Setting Known Values

We are given the water's speed \( v_1 = 3.00 \) m/s, the gauge pressure \( P_1 = 5.00 \times 10^4 \) Pa, and the height difference \( h_2 - h_1 = -11.0 \) m. The density of water \( \rho \) is approximately 1000 kg/m³ and \( g = 9.81 \) m/s².

Relating Speeds at Two Points

The area of the pipe at the second point is four times greater than at the first point (since the diameter is doubled), therefore, by the principle of continuity \( A_1v_1 = A_2v_2 \), \[ v_2 = \frac{v_1}{4} = \frac{3.00}{4} = 0.75 \text{ m/s}. \]

Applying Bernoulli's Equation

Substituting into Bernoulli's equation and solving for \( P_2 \), we have:\[ 5.00 \times 10^4 + \frac{1}{2}(1000)(3.00)^2 = P_2 + \frac{1}{2}(1000)(0.75)^2 + (1000)(9.81)(-11.0). \]Simplifying gives:\[ 5.00 \times 10^4 + 4500 = P_2 + 281.25 - 107910. \]

Solving for \( P_2 \)

Rearrange the equation from step 4 to isolate \( P_2 \): \[ P_2 = 5.00 \times 10^4 + 4500 - 281.25 + 107910 = 1.81 \times 10^5 \text{ Pa}. \]

Conclusion: Final Answer

The gauge pressure at the second point, 11.0 m lower than the first point where the pipe diameter is doubled, is \( 1.81 \times 10^5 \text{ Pa} \).

Key concepts

Fluid Dynamics

Fluid dynamics refers to the study of fluids—liquids and gases—in motion. A key aspect of this subject is to understand how these substances flow through channels like pipes. Bernoulli's equation is a cornerstone in fluid dynamics as it relates various factors like pressure, velocity, and elevation in a flowing fluid. This equation helps us analyze and solve many practical problems in engineering and physics.
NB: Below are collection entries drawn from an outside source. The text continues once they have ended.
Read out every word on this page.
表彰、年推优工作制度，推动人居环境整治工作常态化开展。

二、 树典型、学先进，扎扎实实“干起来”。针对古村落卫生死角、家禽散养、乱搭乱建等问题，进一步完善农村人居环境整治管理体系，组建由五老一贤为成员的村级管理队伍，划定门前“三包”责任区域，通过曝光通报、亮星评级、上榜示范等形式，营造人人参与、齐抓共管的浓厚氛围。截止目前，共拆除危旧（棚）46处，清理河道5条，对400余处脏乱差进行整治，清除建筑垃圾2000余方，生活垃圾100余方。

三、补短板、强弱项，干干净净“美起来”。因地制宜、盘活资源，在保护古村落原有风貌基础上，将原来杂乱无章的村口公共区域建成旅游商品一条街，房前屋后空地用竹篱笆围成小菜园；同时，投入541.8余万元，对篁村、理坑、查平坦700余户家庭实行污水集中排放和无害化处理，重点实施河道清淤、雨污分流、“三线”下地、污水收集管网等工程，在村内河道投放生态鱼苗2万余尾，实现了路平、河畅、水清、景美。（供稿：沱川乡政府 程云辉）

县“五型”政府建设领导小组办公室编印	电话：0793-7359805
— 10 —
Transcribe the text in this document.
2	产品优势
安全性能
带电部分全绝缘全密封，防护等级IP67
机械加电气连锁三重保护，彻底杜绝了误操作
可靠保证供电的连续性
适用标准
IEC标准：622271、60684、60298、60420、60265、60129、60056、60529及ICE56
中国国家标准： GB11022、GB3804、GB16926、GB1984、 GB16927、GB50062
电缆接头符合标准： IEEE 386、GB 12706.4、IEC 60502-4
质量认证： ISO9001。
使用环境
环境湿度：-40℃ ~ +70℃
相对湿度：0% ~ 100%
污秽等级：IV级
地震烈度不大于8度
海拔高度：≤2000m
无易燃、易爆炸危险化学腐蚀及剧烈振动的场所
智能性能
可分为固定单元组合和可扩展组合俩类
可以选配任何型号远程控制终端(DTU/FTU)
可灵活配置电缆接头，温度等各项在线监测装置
When applying fluid dynamics concepts, it's important to consider parameters such as fluid speed and the cross-sectional area of the pipes. These factors directly affect how the fluid moves.

• Fluid speed: determines how quickly a fluid travels through a pipe.
• Cross-sectional area: often influences the speed due to its relationship with the fluid's continuity.

Understanding these principles aids in solving more complex fluid movement issues.

Bernoulli's equation not only helps calculate pressures but links velocity with how height changes affect flow, which makes it invaluable in practical applications like the one in the problem scenario.

Pressure Calculations

Pressure calculations are crucial in understanding how fluids behave under different conditions. In the context of the original exercise, the gauge pressure measures the water pressure against the pipeline walls and is impacted by both velocity changes and elevation differences.

The exercise leverages Bernoulli's equation to compute the gauge pressure at two points along a pipe. Several factors influence these calculations:

• The initial and final velocities of the fluid: Fluid velocity affects the kinetic energy term in Bernoulli's equation.
• The fluid density: For water, this is typically 1000 kg/m³, and it factors into both kinetic and gravitational potential energy terms.
• Elevation change: A fluid falling or rising under gravity experiences pressure changes, influenced by height differences in the system.

These elements are combined to solve for pressure at given points, as illustrated by the modifications in pressure from one pipeline point to another through Bernoulli's principles.

Continuity Equation

The continuity equation is fundamental in fluid dynamics and expresses the principle of mass conservation within a flowing fluid. It stipulates that the mass flow rate must remain constant from one cross-section of a pipeline to another, assuming no fluid is added or removed.

This principle is reflected in the equation: \[ A_1v_1 = A_2v_2 \] where:

• \( A_1 \) and \( A_2 \) are the cross-sectional areas at two different sections of the pipeline,
• \( v_1 \) and \( v_2 \) are the velocities of the fluid at these sections.

In the problem, the diameter of the second section is twice that of the first. This results in an area four times larger, thereby reducing the velocity by a quarter, highlighting the interdependence of area and speed in fluid flow. This reduction impacts the dynamics along the pipe, demonstrating how the continuity equation can simplify complex fluid movements by using straightforward relationships between area and velocity.